Big Data Cloud Meetup - Jan 29 2013 - Mike Stonebraker & Scott Jarr of VoltDB
Big Data Cloud Meetup - Jan 29 2013 - Mike Stonebraker & Scott Jarr of VoltDBBig Data Cloud Meetup - Jan 29 2013 - Mike Stonebraker & Scott Jarr of VoltDB
Big Data Cloud Meetup - Jan 29 2013 - Mike Stonebraker & Scott Jarr of VoltDB
 
Where Does Big Data Meet Big Database - QCon 2012
Where Does Big Data Meet Big Database - QCon 2012Where Does Big Data Meet Big Database - QCon 2012
Where Does Big Data Meet Big Database - QCon 2012
 
Introduction to Google BigQuery
Introduction to Google BigQueryIntroduction to Google BigQuery
Introduction to Google BigQuery
 
Gephi, Graphx, and Giraph
Gephi, Graphx, and GiraphGephi, Graphx, and Giraph
Gephi, Graphx, and Giraph
 
What Does Big Data Mean and Who Will Win
What Does Big Data Mean and Who Will WinWhat Does Big Data Mean and Who Will Win
What Does Big Data Mean and Who Will Win
 
Spark
SparkSpark
Spark
 
Graph Databases
Graph DatabasesGraph Databases
Graph Databases
 
PayPal Big Data and MySQL Cluster
PayPal Big Data and MySQL ClusterPayPal Big Data and MySQL Cluster
PayPal Big Data and MySQL Cluster
 
DownTheRabbitHole.js – How to Stay Sane in an Insane Ecosystem
DownTheRabbitHole.js – How to Stay Sane in an Insane EcosystemDownTheRabbitHole.js – How to Stay Sane in an Insane Ecosystem
DownTheRabbitHole.js – How to Stay Sane in an Insane Ecosystem
 
NO SQL: What, Why, How
NO SQL: What, Why, HowNO SQL: What, Why, How
NO SQL: What, Why, How
 
InfiniteGraph Presentation from Oct 21, 2010 DBTA Webcast
InfiniteGraph Presentation from Oct 21, 2010 DBTA WebcastInfiniteGraph Presentation from Oct 21, 2010 DBTA Webcast
InfiniteGraph Presentation from Oct 21, 2010 DBTA Webcast
 
Nosql public
Nosql publicNosql public
Nosql public
 
A review of the state of the art in Machine Learning on the Semantic Web
A review of the state of the art in Machine Learning on the Semantic WebA review of the state of the art in Machine Learning on the Semantic Web
A review of the state of the art in Machine Learning on the Semantic Web
 
Scaling Out With Hadoop And HBase
Scaling Out With Hadoop And HBaseScaling Out With Hadoop And HBase
Scaling Out With Hadoop And HBase
 
BDI- The Beginning (Big data training in Coimbatore)
BDI- The Beginning (Big data training in Coimbatore)BDI- The Beginning (Big data training in Coimbatore)
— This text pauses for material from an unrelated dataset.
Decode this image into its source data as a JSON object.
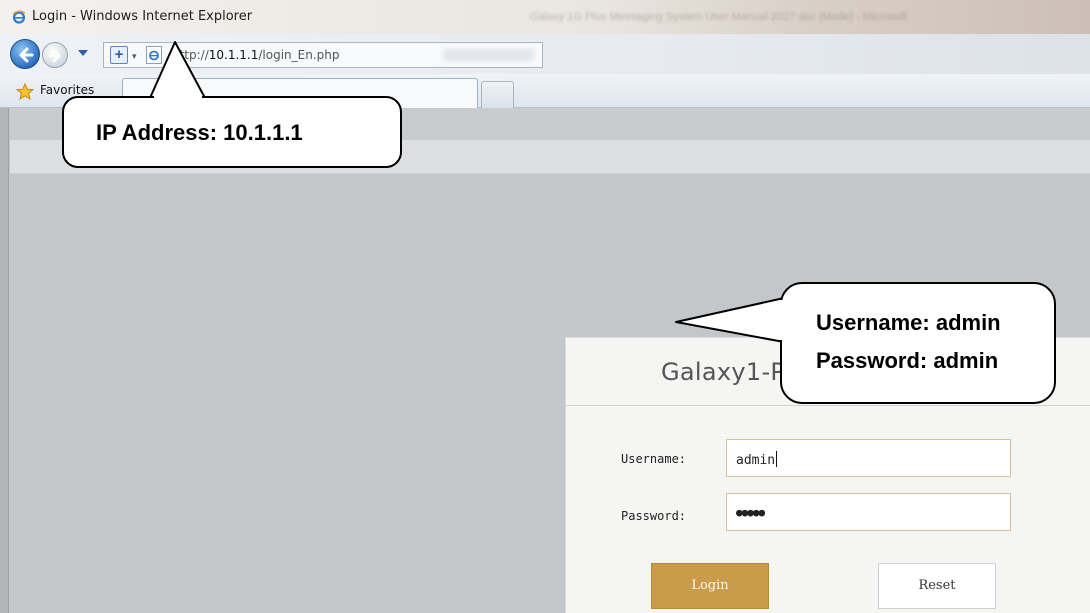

BDI- The Beginning (Big data training in Coimbatore)
 
DownTheRabbitHole.js – How to Stay Sane in an Insane Ecosystem
DownTheRabbitHole.js – How to Stay Sane in an Insane EcosystemDownTheRabbitHole.js – How to Stay Sane in an Insane Ecosystem
DownTheRabbitHole.js – How to Stay Sane in an Insane Ecosystem
 

Último

Exploring the Future Potential of AI-Enabled Smartphone Processors
Exploring the Future Potential of AI-Enabled Smartphone ProcessorsExploring the Future Potential of AI-Enabled Smartphone Processors
Exploring the Future Potential of AI-Enabled Smartphone Processorsdebabhi2
 
08448380779 Call Girls In Greater Kailash - I Women Seeking Men
08448380779 Call Girls In Greater Kailash - I Women Seeking Men08448380779 Call Girls In Greater Kailash - I Women Seeking Men
08448380779 Call Girls In Greater Kailash - I Women Seeking MenDelhi Call girls
 
Strategies for Unlocking Knowledge Management in Microsoft 365 in the Copilot...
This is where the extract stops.